(Reuters) - Beijing expressed anger on Thursday after a British Royal Navy warship sailed close to islands claimed by China in the South China Sea late last month, saying Britain was engaged in “provocation” and that it had lodged a strong complaint.
The HMS Albion, a 22,000 ton amphibious warship carrying a contingent of Royal Marines, exercised its “freedom of navigation” rights as it passed near the Paracel Islands, two sources, who were familiar with the matter but who asked not to be identified, told Reuters.
The Albion was on its way to Ho Chi Minh City, where it docked on Monday following a deployment in and around Japan.
One of the sources said Beijing dispatched a frigate and two helicopters to challenge the British vessel, but both sides remained calm during the encounter.
The other source the Albion did not enter the territorial seas around any features in the hotly disputed region but demonstrated that Britain does not recognise excessive maritime claims around the Paracel Islands. Twelve nautical miles is an internationally recognised territorial limit.
The Paracels are occupied entirely by China but also claimed by Vietnam and Taiwan.
China’s Foreign Ministry, in a faxed statement sent to Reuters, said the ship had entered Chinese territorial waters around the Paracel Islands on Aug. 31 without permission, and the Chinese navy had warned it to leave.
“The relevant actions by the British ship violated Chinese law and relevant international law, and infringed on China’s sovereignty. China strongly opposes this and has lodged stern representations with the British side to express strong dissatisfaction,” the ministry added.
“China strongly urges the British side to immediately stop such provocative actions, to avoid harming the broader picture of bilateral relations and regional peace and stability,” it said.
“China will continue to take all necessary measures to defend its sovereignty and security.”
The encounter comes at a delicate time in London-Beijing relations.
Britain has been courting China for a post-Brexit free trade deal, and both countries like to describe how they have a “golden era” in ties.
A spokesman for the Royal Navy said: “HMS Albion exercised her rights for freedom of navigation in full compliance with international law and norms.”
British Prime Minister Theresa May’s spokesman said Britain had a strong relationship with China.
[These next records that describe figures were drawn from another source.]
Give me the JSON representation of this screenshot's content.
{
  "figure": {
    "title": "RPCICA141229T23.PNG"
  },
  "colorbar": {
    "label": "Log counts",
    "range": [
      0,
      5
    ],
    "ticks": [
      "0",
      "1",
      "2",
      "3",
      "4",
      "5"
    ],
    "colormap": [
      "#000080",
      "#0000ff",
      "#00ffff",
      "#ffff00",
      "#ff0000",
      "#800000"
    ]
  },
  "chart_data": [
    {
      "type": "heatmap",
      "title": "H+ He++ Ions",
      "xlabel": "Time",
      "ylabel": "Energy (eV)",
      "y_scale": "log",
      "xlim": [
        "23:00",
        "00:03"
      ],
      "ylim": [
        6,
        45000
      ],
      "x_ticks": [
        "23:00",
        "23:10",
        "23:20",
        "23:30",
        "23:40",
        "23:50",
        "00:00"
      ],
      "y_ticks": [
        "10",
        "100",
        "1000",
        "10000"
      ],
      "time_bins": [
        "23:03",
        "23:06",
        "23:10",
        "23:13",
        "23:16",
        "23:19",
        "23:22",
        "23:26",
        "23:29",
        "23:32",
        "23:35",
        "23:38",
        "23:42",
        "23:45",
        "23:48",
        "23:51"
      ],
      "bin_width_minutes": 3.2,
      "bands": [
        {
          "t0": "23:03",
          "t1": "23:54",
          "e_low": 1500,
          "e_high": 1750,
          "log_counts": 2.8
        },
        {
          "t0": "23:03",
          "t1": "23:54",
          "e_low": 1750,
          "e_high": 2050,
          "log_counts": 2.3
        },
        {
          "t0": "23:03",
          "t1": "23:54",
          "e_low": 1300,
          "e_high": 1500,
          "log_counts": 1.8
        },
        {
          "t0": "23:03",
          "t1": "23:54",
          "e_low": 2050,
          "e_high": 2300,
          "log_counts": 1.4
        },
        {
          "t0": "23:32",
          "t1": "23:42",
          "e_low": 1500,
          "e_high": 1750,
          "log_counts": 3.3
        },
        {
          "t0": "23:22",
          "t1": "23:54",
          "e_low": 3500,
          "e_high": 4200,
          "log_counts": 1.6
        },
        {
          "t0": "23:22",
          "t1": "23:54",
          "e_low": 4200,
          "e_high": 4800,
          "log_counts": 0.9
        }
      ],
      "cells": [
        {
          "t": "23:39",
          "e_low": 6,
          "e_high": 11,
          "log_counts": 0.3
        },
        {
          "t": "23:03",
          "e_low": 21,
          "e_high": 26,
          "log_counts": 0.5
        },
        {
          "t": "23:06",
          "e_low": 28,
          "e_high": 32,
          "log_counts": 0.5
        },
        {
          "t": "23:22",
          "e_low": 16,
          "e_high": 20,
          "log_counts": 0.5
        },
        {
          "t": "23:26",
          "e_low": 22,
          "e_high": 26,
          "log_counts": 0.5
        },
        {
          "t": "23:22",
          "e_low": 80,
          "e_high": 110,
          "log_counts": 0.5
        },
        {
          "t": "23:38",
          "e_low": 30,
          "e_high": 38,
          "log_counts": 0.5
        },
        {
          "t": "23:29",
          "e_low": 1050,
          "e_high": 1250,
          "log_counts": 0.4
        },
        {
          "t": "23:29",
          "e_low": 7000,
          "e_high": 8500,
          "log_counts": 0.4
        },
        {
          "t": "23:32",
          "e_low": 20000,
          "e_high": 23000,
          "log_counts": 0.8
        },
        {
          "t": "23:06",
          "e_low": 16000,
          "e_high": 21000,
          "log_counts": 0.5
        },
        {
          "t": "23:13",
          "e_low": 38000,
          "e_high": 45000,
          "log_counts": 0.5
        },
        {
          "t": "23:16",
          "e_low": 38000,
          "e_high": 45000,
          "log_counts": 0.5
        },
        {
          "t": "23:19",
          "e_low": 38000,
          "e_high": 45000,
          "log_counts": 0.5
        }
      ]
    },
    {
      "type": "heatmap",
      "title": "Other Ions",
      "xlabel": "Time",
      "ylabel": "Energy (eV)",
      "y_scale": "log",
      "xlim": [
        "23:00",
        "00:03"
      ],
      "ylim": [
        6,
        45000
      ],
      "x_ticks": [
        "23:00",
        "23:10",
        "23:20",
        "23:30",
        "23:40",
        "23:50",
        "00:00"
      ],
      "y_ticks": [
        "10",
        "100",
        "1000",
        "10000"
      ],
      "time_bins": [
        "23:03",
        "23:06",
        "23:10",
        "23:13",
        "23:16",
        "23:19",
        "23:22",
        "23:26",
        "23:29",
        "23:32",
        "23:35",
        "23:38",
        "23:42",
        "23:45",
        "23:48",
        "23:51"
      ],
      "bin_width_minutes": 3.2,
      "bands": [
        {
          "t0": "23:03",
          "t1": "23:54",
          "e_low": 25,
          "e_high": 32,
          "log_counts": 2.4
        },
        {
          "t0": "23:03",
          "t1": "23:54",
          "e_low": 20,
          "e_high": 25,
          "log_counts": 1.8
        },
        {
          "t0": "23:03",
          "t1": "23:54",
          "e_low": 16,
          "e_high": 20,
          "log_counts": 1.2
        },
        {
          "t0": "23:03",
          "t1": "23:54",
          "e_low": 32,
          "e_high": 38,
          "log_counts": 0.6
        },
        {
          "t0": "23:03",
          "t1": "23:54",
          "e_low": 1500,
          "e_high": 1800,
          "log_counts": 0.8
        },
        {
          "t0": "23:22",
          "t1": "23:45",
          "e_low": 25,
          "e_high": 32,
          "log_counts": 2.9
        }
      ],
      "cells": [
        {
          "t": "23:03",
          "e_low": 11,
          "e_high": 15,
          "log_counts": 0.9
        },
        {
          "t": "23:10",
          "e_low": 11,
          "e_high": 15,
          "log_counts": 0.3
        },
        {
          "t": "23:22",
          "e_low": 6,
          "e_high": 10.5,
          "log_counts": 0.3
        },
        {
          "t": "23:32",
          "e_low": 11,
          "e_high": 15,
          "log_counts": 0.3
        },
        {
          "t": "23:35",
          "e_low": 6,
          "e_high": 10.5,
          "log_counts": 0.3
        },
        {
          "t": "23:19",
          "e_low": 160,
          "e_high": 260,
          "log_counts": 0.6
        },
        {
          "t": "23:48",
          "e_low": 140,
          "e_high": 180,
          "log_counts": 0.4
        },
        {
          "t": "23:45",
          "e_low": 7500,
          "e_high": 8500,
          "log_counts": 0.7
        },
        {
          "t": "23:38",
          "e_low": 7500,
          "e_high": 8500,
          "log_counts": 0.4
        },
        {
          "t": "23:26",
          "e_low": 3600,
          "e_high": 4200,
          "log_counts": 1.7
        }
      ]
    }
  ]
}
China’s claims in the South China Sea, through which some $3 trillion of shipborne trade passes each year, are contested by Brunei, Malaysia, the Philippines, Taiwan and Vietnam. Britain does not have any territorial claims in the area.
While the U.S. Navy has conducted Freedom of Navigation Operations (FONOPs) in the same area in the past, this British challenge to China’s growing control of the strategic waterway comes after the United States has said it would like to see more international participation in such actions.
Both Britain and the United States say they conduct FONOP operations throughout the world, including in areas claimed by allies.
The British Navy has previously sailed close to the disputed Spratly Islands, further south in the South China Sea, several times in recent years but not within the 12 nautical mile limit, regional diplomatic sources have said.
Singapore-based South China Sea expert Ian Storey said Britain had strong traditional interests in defending freedom of navigation but regular deployments in the South China Sea would be constrained due to limited numbers of warships and onerous demands in other parts of the world.
“The UK’s actions will please Washington as the Trump administration has grumbled that U.S. allies have been remiss in upholding freedom of navigation in the South China Sea,” said Storey, of Singapore’s ISEAS Yusof Ishak Institute.
“But China will be displeased as it suggests that U.S. allies are responding to Washington’s appeals... It might also nudge other U.S. allies to make similar moves.”
FONOPs have so far not persuaded Beijing to curtail its South China Sea activities, which have included extensive reclamation of reefs and islands and the construction of runways, hangars and missile systems.
Beijing says it is entitled to build on its territories and says the facilities are for civilian use and necessary self-defence purposes. China blames Washington for militarising the region with its freedom of navigation patrols.
Foreign aircraft and vessels in the region are routinely challenged by Chinese naval ships and monitoring stations on the fortified islands, sources have said previously.
In April, warships from Australia - which like Britain is a close U.S. ally - had what Canberra described as a close “encounter” with Chinese naval vessels in the contested sea.
The Albion is one of three Royal Navy ships deployed to Asia this year, along with HMS Argyll and HMS Sutherland.
In a speech in Jakarta in August, Foreign Office Minister for Asia and the Pacific Mark Field said Britain was committed to an enduring security presence in Asia and urged countries to respect navigational freedom and international law in the South China Sea.
That law included the ruling of the Permanent Court of Arbitration in The Hague, whose landmark 2016 judgement criticized Chinese actions in the South China Sea and found no basis for its sweeping historic claims. Beijing has repeatedly rejected the ruling and earlier refused to participate in the case brought by the Philippines.